Carl Walrath, Haverford School (Haverford, Pa.), Virginia/Notre Dame
Walrath was part of a team that earned my No. 1 ranking in the ESPNHS Powerade FAB 50 after the Fords went 23-0. Walrath lives in my memory for the last 36 seconds of his high school lacrosse career. He scored the final two goals to propel Haverford School to a 5-4 victory over Malvern Prep (Malvern, Pa.) at Cabrini College to win the Inter-Ac Invitational championship, a game that ranks as the No. 33 Greatest Game of all-time (so far).
As a reporter, I’m generally unbiased when it comes to game outcomes. As a fan, I like to see an upset.
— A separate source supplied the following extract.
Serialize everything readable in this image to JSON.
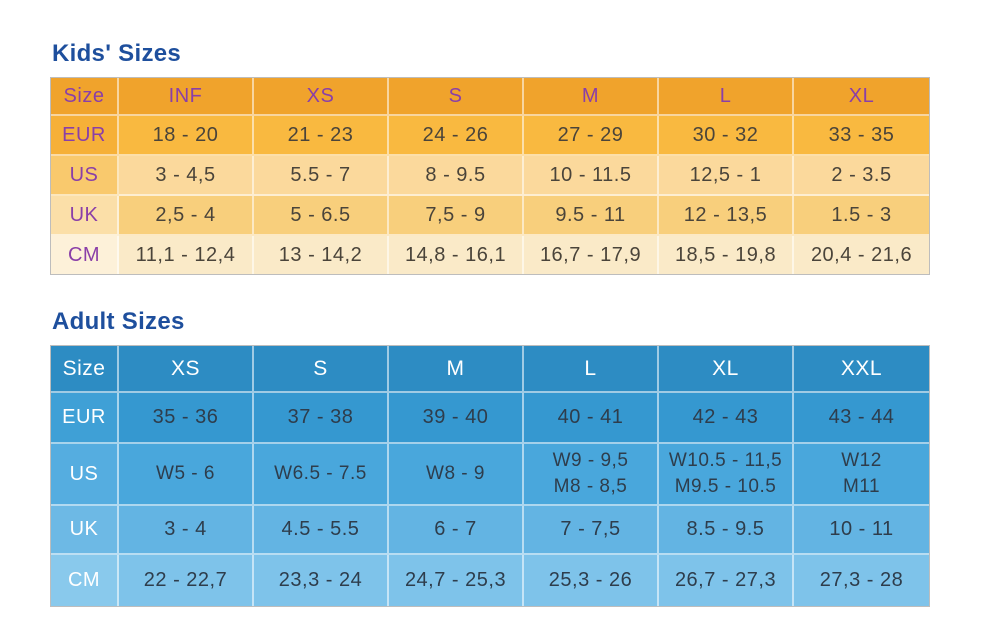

But on that day, I came out to see the team that had been my preseason No. 1 clinch the title and take home the trophy (literally, Powerade gave us money to give all our No. 1s a trophy). As the clock ticked to under a minute, and Haverford School down by one, I felt sweat droplets bead on my forehead as I was trying to figure out what to do with my No. 1 team if the Fords lost. They had the best schedule, by far. I was debating it with my friend who ran the national soccer site for ESPN.
Walrath made it a moot point. He made two plays that stand out. With 36.9 seconds left to play, Walrath got a shot past Malvern’s sophomore goaltender Matt Barrett to tie the game. On the ensuing faceoff, Haverford’s Joe McCallion lost the draw over Drew Kennedy, but was able to cause the loose ball. Walrath picked up the ball, ran down the field and put the ball in the back of the net to get the score and the win. The crowd of 1,200 people went wild and it’s still one of the more exciting games I’ve seen. He finished the year with 40 assists and 28 goals, but it was those final two goals that made the memory.